I dried my hair, shampoo and all, and pulled it back in a clip. We then went out walking towards St. Peter's Square. The evening would have been perfect for taking pictures, but I'd left the camera in the room. I opened my imagination to the spirit of the people in the Square, the people over the centuries who had sought so many human and divine experiences there. It felt smaller to me than I expected--enormous though it truly is. Why is that? Maybe the great spectacles we witness on television tend to distort space because the medium allows only for a small scene, a frame of space, not the panorama--so the small is made to seem larger as it fills the screen.

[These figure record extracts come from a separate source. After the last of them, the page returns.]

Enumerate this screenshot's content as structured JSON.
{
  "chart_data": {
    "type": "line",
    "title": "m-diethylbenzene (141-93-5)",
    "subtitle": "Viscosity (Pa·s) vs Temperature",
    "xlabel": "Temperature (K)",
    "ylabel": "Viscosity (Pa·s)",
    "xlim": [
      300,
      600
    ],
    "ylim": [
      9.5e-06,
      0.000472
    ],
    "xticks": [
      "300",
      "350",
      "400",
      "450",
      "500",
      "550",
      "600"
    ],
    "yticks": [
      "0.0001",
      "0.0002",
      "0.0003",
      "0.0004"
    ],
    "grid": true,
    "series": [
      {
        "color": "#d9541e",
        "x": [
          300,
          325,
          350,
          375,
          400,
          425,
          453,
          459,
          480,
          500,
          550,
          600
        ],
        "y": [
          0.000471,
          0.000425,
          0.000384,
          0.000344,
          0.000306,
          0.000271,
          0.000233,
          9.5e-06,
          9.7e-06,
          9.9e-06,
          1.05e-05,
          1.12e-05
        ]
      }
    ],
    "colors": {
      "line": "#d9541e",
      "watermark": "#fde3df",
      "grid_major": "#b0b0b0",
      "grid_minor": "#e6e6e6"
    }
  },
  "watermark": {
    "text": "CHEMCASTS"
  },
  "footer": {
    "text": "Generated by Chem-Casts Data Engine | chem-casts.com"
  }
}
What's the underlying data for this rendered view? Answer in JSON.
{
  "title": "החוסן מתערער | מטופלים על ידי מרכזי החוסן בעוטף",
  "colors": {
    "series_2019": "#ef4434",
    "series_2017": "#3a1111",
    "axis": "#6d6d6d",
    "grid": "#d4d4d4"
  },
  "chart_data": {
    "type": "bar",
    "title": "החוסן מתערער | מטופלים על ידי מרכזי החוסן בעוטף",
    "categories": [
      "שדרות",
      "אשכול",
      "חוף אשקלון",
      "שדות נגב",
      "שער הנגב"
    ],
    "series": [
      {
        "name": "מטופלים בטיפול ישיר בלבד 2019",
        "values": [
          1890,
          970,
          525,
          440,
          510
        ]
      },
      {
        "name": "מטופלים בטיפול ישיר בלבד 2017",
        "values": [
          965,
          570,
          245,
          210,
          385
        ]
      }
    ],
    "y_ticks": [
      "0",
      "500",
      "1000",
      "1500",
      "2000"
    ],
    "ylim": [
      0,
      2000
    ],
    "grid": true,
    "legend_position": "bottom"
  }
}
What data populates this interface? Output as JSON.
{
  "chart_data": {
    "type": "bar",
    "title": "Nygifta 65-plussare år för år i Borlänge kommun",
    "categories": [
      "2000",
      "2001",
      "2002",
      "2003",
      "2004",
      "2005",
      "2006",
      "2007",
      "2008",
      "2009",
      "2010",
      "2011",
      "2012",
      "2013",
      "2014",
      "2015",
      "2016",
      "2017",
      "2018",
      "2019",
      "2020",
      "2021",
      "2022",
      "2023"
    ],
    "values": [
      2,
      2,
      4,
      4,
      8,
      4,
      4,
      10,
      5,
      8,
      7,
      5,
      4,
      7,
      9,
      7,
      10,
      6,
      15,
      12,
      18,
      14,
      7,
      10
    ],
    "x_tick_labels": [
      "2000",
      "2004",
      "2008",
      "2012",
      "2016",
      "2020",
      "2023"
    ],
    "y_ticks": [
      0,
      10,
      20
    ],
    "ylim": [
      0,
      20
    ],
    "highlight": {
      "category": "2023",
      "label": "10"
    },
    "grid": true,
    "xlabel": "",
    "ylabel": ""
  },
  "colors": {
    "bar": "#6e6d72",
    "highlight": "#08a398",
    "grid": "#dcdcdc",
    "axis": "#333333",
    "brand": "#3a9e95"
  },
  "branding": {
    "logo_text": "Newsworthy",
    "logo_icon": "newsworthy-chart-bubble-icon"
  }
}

Once in context, though, the perspective changes.
Evening in the square was meditative. I looked for a stone for my dear Sammie, something worn smooth by millions of feet over the centuries, but found nothing like that. She would have loved a piece of St. Peter's Square, but it was not to be.
(the obelisk in St. Peter's Square)
Back at the room John figured out the mystery of the water faucets. We did have water after all, we'd only been too mentally exhausted to figure out how the equipment worked. All was well. I collapsed into bed, laid my sticky head on the pillow and fell asleep.